Goldman Sachs’ has filled its home page with a striking photograph of a marshy landscape. The headline says “Here, it’s business as usual” above a text that reads “Every day we see the opportunity to do something special. Not just to benefit our clients and our firm, but to have a long-term, positive influence on people and places like Tierra del Fuego. Learn about the Karukinka nature preserve and the National Geographic television special, ‘Eden at the end of the world.’”.

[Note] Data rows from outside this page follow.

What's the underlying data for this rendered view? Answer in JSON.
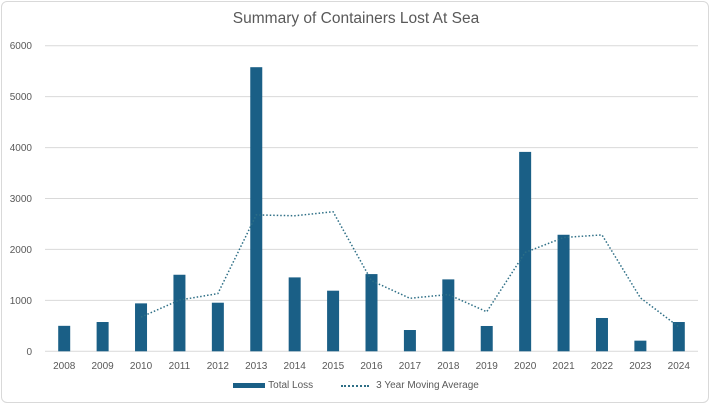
{
  "chart_data": {
    "type": "bar",
    "title": "Summary of Containers Lost At Sea",
    "xlabel": "",
    "ylabel": "",
    "ylim": [
      0,
      6000
    ],
    "yticks": [
      0,
      1000,
      2000,
      3000,
      4000,
      5000,
      6000
    ],
    "grid": true,
    "legend_position": "bottom",
    "categories": [
      "2008",
      "2009",
      "2010",
      "2011",
      "2012",
      "2013",
      "2014",
      "2015",
      "2016",
      "2017",
      "2018",
      "2019",
      "2020",
      "2021",
      "2022",
      "2023",
      "2024"
    ],
    "series": [
      {
        "name": "Total Loss",
        "type": "bar",
        "color": "#1a5f86",
        "values": [
          500,
          575,
          941,
          1503,
          954,
          5578,
          1451,
          1190,
          1516,
          418,
          1412,
          497,
          3915,
          2288,
          654,
          209,
          575
        ]
      },
      {
        "name": "3 Year Moving Average",
        "type": "line",
        "style": "dotted",
        "color": "#2e6f86",
        "values": [
          null,
          null,
          672,
          1006,
          1133,
          2678,
          2661,
          2740,
          1386,
          1041,
          1115,
          776,
          1941,
          2233,
          2286,
          1050,
          479
        ]
      }
    ]
  }
}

The link leads to a page within the Environment section that says the broadcast is on PBS on January 30 at 8pm EST. An asterisk leads to a note that “The program is available in the US”.
The Takeaway
The Goldman Sachs site has several intriguing features. It uses its home page purely to promote a television broadcast – a sign of self-confidence from a company that does not feel it needs to say what it does, or anything else about it. The television special part of the story will quickly go out of date, forcing the bank to manage the home page very actively (it was unchanged at the start of the next working day EST). And it is a determined effort by an epitome of hard-nosed capitalism to show a caring face: the bank has donated the land to the Wildlife Conservation Society, so the concern is real.
What is baffling from such an international group is that the television tie-in is so parochial – the broadcast can be viewed by at most 4 per cent of the world’s population – and is just frustrating for non-Americans. Why not give the rest of us at least a clip? With broadband, that would be a worthwhile gesture that would, moreover, be there whenever we wanted to see it.